The problem now solved, Uncle Edd asked me if I could do one more thing for him. "Of course," I said, always willing to answer one more question about XML and related technologies.
"Great," said Uncle Edd, and with that he went into the next room. A second or two later, he came back with an armload of pizzas and list of addresses.
Charles Heinemann is a program manager for Microsoft's Weblications team. Coming from Texas, he knows how to think big.
Dear Charles:
An example in your Happy Days are Here Again... column on XML issued this statement: Set CUSTLIST = Server.CreateObject("Microsoft.XMLDOM"). There is no such object on my machine (Windows 95 / Internet Explorer 4.0 / Personal Web Server 4.0).
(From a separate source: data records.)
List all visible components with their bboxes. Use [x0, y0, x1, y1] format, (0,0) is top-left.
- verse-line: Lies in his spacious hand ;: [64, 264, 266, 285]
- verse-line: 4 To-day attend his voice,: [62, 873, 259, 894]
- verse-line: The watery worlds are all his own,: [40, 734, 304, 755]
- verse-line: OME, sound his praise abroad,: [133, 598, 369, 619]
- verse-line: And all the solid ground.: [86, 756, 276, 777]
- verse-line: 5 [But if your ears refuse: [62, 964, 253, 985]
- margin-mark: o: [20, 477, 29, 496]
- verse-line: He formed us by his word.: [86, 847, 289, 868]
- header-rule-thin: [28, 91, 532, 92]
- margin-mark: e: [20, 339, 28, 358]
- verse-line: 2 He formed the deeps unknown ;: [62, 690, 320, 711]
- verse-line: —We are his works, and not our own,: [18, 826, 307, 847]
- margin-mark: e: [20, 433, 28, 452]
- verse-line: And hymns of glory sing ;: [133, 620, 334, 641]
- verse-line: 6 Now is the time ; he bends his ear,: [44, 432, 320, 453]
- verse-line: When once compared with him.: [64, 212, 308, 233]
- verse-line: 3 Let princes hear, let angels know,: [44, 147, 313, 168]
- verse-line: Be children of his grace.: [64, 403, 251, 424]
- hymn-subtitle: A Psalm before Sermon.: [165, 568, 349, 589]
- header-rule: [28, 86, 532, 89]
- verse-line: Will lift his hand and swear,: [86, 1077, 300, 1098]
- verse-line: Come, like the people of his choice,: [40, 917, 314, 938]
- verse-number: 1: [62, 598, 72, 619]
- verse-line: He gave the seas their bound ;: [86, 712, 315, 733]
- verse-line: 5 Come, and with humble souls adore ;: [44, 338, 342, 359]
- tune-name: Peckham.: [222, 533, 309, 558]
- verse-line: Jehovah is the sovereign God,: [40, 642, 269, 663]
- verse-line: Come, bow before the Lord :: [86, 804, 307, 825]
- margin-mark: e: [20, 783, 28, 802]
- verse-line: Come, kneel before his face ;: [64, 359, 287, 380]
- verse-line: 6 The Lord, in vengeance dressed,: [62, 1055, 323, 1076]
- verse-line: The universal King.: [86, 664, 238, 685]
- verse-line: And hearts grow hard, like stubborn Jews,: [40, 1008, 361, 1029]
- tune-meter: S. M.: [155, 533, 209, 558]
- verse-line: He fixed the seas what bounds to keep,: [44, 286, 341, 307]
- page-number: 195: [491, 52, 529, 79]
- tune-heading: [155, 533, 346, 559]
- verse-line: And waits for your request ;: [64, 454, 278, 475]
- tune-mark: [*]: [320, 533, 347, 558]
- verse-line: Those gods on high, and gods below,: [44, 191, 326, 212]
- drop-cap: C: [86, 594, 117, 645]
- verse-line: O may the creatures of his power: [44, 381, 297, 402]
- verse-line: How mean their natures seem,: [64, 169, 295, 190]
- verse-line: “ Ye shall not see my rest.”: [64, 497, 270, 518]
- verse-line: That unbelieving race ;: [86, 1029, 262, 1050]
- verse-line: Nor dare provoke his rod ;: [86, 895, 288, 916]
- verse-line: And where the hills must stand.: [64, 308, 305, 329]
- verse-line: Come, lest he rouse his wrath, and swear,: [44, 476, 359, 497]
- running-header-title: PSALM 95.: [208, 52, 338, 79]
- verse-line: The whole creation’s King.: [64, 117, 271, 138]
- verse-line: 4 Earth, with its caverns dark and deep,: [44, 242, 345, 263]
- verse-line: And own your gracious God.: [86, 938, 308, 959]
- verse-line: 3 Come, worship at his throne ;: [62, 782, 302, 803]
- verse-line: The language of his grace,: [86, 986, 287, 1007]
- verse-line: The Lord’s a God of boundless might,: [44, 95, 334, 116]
Where do I get it? I tried searching Microsoft, but to no avail.
Mark
Charles answers:
Microsoft.XMLDOM is the progID for the parser shipped with the Internet Explorer 5 Developer Preview Release. The progID for the parser shipped with Internet Explorer 4.0 is "MSXML". The particular sample app Mark mentions works only in Internet Explorer 5.